An increasing number of elderly people are choosing to spend their retirement years at home rather than in a nursing home.
A survey by the American Association of Retired Persons (AARP) found that about 90% of people over the age of 65 want to continue living in their own homes as they age, meaning there's plenty of work for home care agencies that care for seniors primarily during the day, and sometimes just a few hours a day or week.
Sensi.AI claims that the technology it has developed will help home care agencies virtually monitor the health of elderly people round the clock.
Sensi was founded in 2019 after Romi Gubes learned of abuse taking place at the daycare center where his 5-year-old daughter attended. Gubes quickly removed her daughter from the center, but began thinking about how to prevent a similar situation from happening to children and other vulnerable people. An engineer who always dreamed of starting his own company, Gubes came up with the idea to use voice AI to analyze what is happening to people who cannot advocate for themselves. Gubes chose to work with audio because installing cameras in their homes can be intrusive for many people.
She decided to apply the technology to home care agencies, a fast-growing sector due to the strong demand from seniors to stay in the places they are familiar with.
While various solutions such as fall detection monitoring offered by OlaCare and SafelyYou address emergency situations, Gubes told TechCrunch that Sensi offers a more comprehensive picture. In addition to alerting homecare clients when they experience an emergency such as a fall, Gubes said it can also alert them to less urgent health issues like urinary tract infections or pneumonia, as well as “nice to know” issues like changes in activity levels, emotions or lack of companionship.
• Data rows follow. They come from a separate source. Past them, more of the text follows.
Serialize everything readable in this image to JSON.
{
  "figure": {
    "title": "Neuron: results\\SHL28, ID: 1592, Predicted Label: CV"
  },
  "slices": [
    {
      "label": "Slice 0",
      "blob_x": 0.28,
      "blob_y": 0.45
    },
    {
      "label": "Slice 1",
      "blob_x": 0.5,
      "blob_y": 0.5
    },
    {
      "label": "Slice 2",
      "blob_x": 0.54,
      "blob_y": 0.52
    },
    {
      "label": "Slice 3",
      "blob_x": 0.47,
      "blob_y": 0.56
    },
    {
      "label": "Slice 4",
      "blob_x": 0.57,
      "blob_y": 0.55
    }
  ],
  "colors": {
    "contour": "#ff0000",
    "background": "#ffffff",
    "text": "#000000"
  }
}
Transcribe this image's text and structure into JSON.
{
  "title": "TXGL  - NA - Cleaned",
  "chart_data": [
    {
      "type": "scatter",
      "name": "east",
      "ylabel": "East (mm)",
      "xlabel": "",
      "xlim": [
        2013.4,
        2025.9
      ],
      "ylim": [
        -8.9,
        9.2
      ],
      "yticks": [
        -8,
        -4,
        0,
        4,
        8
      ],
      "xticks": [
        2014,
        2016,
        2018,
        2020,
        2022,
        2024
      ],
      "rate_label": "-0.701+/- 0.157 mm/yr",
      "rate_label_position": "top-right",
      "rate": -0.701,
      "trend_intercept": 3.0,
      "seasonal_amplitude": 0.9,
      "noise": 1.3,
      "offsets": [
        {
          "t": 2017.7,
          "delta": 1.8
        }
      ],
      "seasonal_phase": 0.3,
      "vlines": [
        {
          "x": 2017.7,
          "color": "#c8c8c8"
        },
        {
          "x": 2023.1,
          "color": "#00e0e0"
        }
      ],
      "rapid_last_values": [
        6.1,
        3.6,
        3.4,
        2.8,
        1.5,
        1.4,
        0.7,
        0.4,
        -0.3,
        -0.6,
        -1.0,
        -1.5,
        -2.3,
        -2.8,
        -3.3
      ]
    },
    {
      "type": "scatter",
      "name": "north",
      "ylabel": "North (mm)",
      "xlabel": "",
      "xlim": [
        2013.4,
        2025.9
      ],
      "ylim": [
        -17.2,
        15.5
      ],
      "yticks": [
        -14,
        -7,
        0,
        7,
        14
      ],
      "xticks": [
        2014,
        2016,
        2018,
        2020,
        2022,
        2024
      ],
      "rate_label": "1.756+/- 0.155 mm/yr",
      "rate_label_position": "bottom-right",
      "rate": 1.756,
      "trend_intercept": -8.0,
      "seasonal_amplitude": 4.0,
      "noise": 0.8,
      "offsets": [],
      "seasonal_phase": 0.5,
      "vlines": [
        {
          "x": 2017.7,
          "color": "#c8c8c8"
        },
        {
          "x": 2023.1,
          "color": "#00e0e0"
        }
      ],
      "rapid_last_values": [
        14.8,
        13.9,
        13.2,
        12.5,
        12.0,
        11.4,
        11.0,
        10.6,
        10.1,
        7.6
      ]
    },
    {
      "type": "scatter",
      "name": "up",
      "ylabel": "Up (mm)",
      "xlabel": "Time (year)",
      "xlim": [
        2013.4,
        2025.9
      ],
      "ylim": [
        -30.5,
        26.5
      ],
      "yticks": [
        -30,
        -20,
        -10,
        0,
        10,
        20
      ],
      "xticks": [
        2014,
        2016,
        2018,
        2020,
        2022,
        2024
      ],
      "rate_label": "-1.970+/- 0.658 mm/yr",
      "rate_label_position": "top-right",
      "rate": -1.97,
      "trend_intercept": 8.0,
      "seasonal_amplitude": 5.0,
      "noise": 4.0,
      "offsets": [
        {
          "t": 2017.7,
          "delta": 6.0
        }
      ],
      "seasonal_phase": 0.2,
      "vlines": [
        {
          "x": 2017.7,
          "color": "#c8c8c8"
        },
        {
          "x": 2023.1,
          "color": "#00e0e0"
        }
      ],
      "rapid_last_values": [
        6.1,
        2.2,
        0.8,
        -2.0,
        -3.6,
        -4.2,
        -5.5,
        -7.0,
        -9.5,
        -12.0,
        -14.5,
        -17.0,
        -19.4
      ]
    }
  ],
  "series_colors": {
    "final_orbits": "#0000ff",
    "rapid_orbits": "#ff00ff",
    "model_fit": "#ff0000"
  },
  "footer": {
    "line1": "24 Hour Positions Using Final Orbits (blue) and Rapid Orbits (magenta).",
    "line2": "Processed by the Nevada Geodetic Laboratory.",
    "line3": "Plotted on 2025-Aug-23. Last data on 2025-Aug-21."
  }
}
Sensi works by placing simple audio pods, similar to Amazon's Alexa, around the home, typically in bedrooms, bathrooms and the living room/kitchen, then the company's AI continuously collects audio and analyzes changes from a baseline.
The company claims to have identified more than 100 insights into the health of older adults, and its clinical care team, which includes social workers, occupational therapists, nurses and geriatrics clinicians, is continually developing new data points to track.
Gubes said Sensi AI's technology is in high demand: More than 80% of the largest home care networks in the U.S. use Sensi to monitor the physical, emotional and cognitive needs of their clients.
While Goubes declined to share baseline figures, the company's revenue has tripled year-over-year over the past three years, and he expects it to grow at the same pace over the next two years.
That rapid growth has investors excited, too. On Wednesday, Sensi announced a $31 million Series B led by Insight Partners and Zeev Ventures, with participation from existing investors Entrée Capital, Flint Capital, Jibe Ventures and Secret Chord Ventures. The round brings the company's total funding to $53 million.
As for how generative AI innovation is helping Sensi, Gubes said that with an LLM, introducing new languages is easy. The company currently serves home care facilities based in the U.S., where Gubes is from, and Israel, but with the help of new funding and GenAI capabilities, it plans to expand to other countries.
“Now that it's no longer a problem to come up with new language models, the possibilities are endless for us,” she said.